US 11,676,619 B2
Noise spatial covariance matrix estimation apparatus, noise spatial covariance matrix estimation method, and program
Tomohiro Nakatani, Tokyo (JP); Marc Delcroix, Tokyo (JP); Keisuke Kinoshita, Tokyo (JP); Shoko Araki, Tokyo (JP); and Yuki Kubo, Tokyo (JP)
Assigned to NIPPON TELEGRAPH AND TELEPHONE CORPORATION, Tokyo (JP)
Appl. No. 17/437,701
Filed by NIPPON TELEGRAPH AND TELEPHONE CORPORATION, Tokyo (JP)
PCT Filed Feb. 28, 2020, PCT No. PCT/JP2020/008216
§ 371(c)(1), (2) Date Sep. 9, 2021,
PCT Pub. No. WO2020/184210, PCT Pub. Date Sep. 17, 2020.
Claims priority of application No. JP2019-045649 (JP), filed on Mar. 13, 2019.
Prior Publication US 2022/0130406 A1, Apr. 28, 2022
Int. Cl.

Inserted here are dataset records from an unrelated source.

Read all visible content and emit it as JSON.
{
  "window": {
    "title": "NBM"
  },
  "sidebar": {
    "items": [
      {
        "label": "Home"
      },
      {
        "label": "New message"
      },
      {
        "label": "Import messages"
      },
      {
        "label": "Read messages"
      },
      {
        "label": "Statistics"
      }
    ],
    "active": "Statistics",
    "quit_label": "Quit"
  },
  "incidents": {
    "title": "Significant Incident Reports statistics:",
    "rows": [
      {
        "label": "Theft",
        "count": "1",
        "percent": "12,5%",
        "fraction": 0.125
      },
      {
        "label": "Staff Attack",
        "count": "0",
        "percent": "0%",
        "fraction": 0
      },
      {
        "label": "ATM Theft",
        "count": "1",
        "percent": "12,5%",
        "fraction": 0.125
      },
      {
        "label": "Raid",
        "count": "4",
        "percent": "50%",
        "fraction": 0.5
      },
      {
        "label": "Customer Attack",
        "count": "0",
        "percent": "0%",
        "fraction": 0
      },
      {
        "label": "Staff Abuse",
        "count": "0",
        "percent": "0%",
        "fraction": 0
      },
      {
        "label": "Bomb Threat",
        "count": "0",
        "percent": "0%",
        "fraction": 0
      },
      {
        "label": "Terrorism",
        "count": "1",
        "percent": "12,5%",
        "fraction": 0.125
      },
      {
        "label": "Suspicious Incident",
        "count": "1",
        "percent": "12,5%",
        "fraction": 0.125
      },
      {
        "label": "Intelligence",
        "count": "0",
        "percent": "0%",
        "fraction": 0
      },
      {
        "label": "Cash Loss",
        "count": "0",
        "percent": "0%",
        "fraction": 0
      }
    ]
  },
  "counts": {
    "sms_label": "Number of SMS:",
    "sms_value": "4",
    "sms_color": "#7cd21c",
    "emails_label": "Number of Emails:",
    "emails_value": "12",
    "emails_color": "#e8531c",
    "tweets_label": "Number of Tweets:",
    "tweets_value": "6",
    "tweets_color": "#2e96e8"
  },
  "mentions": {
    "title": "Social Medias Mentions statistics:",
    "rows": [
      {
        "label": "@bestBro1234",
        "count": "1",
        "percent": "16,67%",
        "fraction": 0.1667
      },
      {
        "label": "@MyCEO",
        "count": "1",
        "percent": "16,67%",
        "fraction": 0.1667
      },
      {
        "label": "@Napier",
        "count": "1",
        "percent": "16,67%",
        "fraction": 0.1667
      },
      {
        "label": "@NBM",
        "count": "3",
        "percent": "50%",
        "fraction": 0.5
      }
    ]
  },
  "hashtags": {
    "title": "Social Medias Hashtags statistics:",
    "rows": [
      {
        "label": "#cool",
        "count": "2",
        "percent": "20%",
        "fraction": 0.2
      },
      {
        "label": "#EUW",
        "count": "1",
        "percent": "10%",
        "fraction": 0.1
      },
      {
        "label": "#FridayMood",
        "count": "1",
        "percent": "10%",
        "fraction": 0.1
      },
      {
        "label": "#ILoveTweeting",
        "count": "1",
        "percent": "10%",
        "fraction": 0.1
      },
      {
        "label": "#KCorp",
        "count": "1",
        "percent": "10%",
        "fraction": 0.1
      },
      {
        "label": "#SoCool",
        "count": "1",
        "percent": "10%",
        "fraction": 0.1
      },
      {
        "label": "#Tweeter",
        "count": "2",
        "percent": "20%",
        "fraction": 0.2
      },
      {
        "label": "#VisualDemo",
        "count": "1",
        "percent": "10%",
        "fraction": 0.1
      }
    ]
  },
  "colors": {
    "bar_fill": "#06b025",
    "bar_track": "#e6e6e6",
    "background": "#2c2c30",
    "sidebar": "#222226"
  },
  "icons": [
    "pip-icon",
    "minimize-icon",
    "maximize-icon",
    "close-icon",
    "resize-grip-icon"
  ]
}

G10L 21/0232 (2013.01); G10K 11/175 (2006.01); G10L 21/028 (2013.01)
CPC G10L 21/0232 (2013.01) [G10K 11/1752 (2020.05); G10L 21/028 (2013.01)] 5 Claims
OG exemplary drawing
 
1. A noise spatial covariance matrix estimation device comprising processing circuitry configured to:
use time-frequency-divided observation signals xt, f and mask information λt, f(j) to acquire, for each noise source j, time-independent first noise spatial covariance matrices ψf(j) corresponding to the time-frequency-divided observation signals xt, f and the mask information λt, f(j) for all t∈L, wherein j is a positive integer expressing a noise source number, J is a positive integer expressing a number of the noise sources, j=1, . . . , J holds, t is a positive integer expressing a time frame number, f is a positive integer expressing a frequency band number, L is a long time interval, the time-frequency-divided observation signals xt, f are based on observation signals acquired using one or more microphones by collecting acoustic signals emitted from one or a plurality of sound sources, and the mask information λt, f(j) expresses an occupancy probability of a component corresponding to each noise source j in each of the time-frequency-divided observation signals Xt, f;
use the mask information λt, f(j) for t∈Bk of each of a plurality of different short time intervals B1, . . . , BK to acquire a mixture weight μk, f(j) corresponding to each noise source j in each short time interval Bk, wherein K is an integer greater than 1, k=1, . . . , K, each short time interval Bk is shorter than the long time interval L, and each short time interval Bk is a part of L; and
acquire and output a time-variant third noise spatial covariance matrix R k, f for a noise of the acoustic signals based on a time-variant second noise spatial covariance matrix and a weighted sum of the first noise spatial covariance matrices ψf(j) with the mixture weights μk, f(j) for each short time interval Bk, wherein the second noise spatial covariance matrix corresponds to the time-frequency-divided observation signals xt, f and the mask information λt, f(j) for the noise source j and t∈Bk of each short time interval Bk, and the noise is formed by all of the noise sources j=1, . . . , J.